Why aren’t we prioritizing women’s health research?

While the era of entrenched gender stereotypes is coming to an end, when it comes to health, there are important differences between women and men that have significant implications for our health. For many diseases, women experience significant delays in diagnosis and greater side effects from new drugs than men. And women are often described as having “atypical” symptoms, even though the disease is more common in women.

How can that be?

Until recently, almost all health research focused exclusively on men. Sex and gender refer to different but related constructs. Sex relates to biological traits, while gender relates to sociocultural expectations based on a person’s gender identity. These variables affect our health in complex, interconnected ways. However, there is minimal research into how sex and sex affect health. Perhaps it’s no wonder that women suffer more serious health consequences from common illnesses.

One would think that knowledge about women’s health would have caught up in the last few decades. Unfortunately not. In Canada, women’s health research has received only 5 percent of Canada Institute for Health Research funding over the past 12 years. The federal government allocated $20 million over five years to a national women’s health research institute, just 0.5 percent of the $1 billion annual budget for health research.

Funding matters! Consider the impact of the Ice Bucket Challenge on ALS research. This campaign raised $115 million and in 7 years doubled the number of researchers and publications, tripled further ALS funding and dramatically increased approved drugs.

Although the US, Canadian and European Union governments have taken steps to correct inequalities, flaws in the guidelines mean that sex and gender data are rarely examined, with only 5 percent of scientific studies reporting sex or gender analysis. But when you examine them, three quarters of the studies find that the sexes differ. Gender differences exist in the effectiveness of transplant, stroke and cancer treatment, highlighting the life-saving opportunities to fill these knowledge gaps.

In addition, women’s health should not only be studied in comparison to men’s. Many women’s health funding applications and publications are rejected because they only look at one sex or sex. Some even consider the study of women’s health to be synonymous with sexism.

Nonetheless, female experiences such as the use of hormonal contraceptives, pregnancy and pregnancy disorders, menstrual cycles and menopause affect health and disease outcomes. As well as gender-specific experiences with the health system and more general determinants of health. This, of course, applies to male/male and non-binary health – which also require special attention.

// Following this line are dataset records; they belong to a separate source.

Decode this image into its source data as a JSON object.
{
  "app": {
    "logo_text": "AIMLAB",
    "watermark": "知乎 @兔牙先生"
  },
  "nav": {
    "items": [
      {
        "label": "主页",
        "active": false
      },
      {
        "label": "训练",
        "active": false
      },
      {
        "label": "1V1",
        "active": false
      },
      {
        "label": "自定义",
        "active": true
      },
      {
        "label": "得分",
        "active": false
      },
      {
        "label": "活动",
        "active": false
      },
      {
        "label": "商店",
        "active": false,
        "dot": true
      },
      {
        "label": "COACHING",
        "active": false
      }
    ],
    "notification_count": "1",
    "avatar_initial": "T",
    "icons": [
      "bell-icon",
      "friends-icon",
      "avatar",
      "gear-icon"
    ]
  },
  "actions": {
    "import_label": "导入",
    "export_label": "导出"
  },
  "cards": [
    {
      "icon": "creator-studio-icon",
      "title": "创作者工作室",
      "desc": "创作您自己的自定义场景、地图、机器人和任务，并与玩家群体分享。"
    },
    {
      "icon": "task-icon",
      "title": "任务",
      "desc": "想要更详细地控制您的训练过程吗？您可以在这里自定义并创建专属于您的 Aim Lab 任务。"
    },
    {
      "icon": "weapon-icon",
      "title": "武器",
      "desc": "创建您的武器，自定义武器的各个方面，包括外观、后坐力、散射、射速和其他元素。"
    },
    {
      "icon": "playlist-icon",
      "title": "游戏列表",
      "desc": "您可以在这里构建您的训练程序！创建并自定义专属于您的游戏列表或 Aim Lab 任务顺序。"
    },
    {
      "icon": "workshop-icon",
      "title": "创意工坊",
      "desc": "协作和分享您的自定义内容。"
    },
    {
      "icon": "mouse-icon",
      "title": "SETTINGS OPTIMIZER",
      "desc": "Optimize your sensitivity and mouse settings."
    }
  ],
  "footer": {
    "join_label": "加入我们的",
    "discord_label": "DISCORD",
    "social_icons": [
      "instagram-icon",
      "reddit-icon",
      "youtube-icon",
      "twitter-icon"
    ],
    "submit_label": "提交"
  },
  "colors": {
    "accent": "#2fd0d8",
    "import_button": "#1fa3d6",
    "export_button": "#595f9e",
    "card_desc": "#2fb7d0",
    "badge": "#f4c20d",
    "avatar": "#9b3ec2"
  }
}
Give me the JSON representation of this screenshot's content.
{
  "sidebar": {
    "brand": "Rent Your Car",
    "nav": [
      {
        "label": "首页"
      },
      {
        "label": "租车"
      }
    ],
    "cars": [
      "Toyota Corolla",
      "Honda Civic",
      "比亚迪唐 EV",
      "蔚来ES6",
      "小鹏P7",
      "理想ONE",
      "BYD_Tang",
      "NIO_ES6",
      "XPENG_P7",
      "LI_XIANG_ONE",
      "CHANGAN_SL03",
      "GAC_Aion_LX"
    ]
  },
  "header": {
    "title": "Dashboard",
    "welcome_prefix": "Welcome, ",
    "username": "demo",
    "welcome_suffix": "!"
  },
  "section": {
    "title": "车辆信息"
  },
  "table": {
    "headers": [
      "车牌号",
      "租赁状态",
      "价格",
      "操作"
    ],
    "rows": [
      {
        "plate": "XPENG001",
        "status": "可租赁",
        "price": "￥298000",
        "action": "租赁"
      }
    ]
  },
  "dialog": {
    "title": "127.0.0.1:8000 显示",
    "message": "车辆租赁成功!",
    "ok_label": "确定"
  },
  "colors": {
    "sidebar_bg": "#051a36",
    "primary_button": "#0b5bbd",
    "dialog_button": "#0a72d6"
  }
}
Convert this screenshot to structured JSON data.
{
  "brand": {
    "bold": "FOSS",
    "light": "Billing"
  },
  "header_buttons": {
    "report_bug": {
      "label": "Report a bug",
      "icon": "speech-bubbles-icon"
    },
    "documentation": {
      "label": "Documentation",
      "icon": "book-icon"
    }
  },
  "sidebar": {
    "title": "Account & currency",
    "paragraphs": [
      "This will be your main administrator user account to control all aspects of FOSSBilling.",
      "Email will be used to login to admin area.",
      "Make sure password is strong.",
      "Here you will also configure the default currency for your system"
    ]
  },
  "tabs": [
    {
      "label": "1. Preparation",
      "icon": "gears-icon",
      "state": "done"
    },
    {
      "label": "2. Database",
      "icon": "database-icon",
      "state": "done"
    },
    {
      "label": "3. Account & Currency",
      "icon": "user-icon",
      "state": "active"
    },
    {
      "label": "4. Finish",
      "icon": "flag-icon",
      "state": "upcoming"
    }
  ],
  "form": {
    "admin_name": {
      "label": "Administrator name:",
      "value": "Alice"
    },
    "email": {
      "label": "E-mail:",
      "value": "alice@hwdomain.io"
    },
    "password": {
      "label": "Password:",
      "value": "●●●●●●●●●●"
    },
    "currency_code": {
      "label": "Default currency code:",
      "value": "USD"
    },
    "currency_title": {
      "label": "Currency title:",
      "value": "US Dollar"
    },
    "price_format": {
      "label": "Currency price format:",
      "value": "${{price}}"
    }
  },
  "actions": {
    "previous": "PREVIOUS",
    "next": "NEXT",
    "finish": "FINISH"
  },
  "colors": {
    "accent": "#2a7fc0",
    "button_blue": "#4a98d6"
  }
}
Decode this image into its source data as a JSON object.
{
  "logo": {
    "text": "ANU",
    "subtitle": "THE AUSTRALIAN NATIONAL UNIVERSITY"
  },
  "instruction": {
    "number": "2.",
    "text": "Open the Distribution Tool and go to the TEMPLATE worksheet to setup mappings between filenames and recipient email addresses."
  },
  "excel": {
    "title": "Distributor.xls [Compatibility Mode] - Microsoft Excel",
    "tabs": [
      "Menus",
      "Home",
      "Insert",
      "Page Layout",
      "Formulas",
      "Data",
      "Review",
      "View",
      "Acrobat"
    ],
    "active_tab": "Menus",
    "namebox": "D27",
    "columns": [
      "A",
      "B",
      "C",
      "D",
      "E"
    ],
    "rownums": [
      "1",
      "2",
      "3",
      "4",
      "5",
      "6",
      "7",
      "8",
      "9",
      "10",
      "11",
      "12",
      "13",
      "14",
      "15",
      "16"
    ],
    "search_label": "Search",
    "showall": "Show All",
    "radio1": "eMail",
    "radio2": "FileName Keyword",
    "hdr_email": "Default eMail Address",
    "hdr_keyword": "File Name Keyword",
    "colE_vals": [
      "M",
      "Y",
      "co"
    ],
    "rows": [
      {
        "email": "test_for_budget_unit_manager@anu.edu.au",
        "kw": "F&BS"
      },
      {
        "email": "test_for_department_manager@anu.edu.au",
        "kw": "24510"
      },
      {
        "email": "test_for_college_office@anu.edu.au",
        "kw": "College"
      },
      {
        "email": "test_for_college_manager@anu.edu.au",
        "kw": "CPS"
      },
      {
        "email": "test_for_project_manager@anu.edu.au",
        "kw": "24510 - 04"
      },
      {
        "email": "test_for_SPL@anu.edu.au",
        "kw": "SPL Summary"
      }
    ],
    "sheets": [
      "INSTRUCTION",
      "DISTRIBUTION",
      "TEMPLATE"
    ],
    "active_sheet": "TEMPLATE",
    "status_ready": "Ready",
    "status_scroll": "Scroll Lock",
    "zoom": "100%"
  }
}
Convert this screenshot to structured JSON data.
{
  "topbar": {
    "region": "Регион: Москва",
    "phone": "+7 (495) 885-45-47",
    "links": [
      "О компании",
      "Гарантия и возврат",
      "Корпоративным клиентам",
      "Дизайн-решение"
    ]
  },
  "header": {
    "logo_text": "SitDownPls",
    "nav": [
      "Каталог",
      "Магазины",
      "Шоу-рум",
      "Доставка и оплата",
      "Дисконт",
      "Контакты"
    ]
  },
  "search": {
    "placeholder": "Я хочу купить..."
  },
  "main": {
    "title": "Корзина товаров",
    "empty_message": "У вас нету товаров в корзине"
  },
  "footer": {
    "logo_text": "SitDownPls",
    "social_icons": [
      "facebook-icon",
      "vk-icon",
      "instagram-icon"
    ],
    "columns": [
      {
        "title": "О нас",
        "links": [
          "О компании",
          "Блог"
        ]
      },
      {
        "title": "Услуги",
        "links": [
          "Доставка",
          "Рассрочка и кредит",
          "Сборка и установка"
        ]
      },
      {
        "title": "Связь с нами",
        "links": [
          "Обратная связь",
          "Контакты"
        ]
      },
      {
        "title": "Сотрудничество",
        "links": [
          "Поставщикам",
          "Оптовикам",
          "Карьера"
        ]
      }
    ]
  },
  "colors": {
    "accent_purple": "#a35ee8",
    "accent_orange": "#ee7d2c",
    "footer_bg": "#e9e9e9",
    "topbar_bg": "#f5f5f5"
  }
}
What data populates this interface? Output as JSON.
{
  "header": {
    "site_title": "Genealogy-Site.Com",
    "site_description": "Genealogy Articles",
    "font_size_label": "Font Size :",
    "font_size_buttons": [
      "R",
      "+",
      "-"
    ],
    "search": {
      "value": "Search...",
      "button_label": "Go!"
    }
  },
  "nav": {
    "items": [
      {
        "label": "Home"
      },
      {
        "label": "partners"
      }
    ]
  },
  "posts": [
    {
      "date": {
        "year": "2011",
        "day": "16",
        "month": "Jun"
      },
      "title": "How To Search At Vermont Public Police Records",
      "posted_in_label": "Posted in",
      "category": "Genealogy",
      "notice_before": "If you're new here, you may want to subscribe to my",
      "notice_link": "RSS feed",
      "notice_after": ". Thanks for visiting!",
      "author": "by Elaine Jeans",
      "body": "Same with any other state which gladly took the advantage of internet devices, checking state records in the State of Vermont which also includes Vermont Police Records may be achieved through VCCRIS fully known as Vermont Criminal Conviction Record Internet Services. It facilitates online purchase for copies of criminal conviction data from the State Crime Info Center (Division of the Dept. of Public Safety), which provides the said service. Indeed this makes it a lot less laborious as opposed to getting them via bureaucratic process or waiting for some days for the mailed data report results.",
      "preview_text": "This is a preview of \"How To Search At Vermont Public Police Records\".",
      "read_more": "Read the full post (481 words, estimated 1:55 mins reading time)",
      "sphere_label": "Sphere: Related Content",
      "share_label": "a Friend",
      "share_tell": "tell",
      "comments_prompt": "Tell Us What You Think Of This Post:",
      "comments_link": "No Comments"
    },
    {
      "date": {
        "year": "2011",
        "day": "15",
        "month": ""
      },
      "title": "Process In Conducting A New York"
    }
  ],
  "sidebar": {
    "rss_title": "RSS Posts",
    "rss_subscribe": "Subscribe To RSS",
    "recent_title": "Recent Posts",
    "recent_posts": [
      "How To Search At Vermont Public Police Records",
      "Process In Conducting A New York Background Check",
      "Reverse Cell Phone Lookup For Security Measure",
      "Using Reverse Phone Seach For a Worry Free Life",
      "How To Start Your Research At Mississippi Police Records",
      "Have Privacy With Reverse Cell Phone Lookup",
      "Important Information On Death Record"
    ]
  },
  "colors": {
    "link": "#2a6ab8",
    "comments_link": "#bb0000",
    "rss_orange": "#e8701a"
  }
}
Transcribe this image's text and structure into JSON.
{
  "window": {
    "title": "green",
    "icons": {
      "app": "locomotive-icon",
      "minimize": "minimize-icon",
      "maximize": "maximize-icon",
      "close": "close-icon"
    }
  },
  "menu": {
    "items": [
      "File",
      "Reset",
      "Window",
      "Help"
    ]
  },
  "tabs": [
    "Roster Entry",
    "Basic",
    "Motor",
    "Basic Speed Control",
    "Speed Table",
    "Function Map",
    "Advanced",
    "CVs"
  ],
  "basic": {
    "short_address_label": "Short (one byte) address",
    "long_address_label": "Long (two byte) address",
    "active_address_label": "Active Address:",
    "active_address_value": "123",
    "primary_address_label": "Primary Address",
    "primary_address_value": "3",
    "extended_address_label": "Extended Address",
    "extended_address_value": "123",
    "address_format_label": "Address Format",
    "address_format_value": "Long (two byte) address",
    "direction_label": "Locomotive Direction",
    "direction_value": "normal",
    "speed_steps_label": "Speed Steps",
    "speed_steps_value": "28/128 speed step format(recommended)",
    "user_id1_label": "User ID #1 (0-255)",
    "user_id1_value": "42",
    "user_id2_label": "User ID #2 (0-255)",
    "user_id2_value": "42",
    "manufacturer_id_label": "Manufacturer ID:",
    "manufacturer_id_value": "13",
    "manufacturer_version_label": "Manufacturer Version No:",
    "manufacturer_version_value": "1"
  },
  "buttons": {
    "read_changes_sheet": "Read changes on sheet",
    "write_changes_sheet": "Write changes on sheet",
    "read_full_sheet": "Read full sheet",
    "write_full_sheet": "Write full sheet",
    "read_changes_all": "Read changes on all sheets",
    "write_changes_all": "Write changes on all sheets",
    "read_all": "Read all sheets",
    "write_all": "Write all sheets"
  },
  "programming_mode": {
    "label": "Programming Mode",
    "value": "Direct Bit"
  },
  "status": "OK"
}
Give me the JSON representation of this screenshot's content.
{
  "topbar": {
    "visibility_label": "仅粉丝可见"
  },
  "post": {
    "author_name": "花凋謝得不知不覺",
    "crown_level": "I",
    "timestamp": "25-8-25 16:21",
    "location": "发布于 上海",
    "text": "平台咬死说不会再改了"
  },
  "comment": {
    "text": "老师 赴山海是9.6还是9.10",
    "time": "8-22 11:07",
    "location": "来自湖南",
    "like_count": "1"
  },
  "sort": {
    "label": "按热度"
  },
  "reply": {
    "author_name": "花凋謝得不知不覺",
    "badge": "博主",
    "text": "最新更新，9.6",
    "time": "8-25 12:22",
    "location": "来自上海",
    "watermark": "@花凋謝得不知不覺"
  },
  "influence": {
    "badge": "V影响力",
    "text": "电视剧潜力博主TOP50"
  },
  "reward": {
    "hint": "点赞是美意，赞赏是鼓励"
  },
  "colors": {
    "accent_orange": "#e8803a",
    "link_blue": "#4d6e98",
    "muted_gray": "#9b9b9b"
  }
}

But women’s health isn’t just about fertility or “bikini medicine.” Waves of feminism have led to women being more than just reproductive organisms. When it was discovered that heart disease was the leading cause of death in postmenopausal women, with different symptoms and worse outcomes than men, it became clear that women’s health is far more than reproductive health.

So what’s the solution?

  • Funding institutions need to be aware of gender implementation issues and gender mandates for grants and allocate funding specifically for women’s health.
  • Publishers need to prioritize research questions related to women’s health and challenge omissions from sex and gender analysis.
  • Medical institutions need to correct androcentric bias in curricula and equip professionals with knowledge of gender-to-gender differences in symptom presentation and treatment protocols, and the skills to address the specific health needs of women.
  • And the public needs to be aware of symptomatic differences and biases in diagnosis and treatment to support self-advocacy within the healthcare system.

Ignoring these recommendations is costly. Women make up 70 percent of the world’s healthcare workforce, contribute significantly to the economy and, when healthy, are directly linked to more productive and better educated societies. But much more than that. Women deserve to be healthy. Do we have to burn our bras again to prove it?

Liisa Galea, PhD, is Treliving Family Chair in Women’s Mental Health, Senior Scientist at the Center for Addiction and Mental Health (CAMH) in Toronto, and Co-Lead of the Women’s Health Research Cluster. Victoria Gay, PhD, is the founder of Victoria Gay Consulting and co-founder of Mutatio in Vancouver.

Why aren’t we prioritizing women’s health research?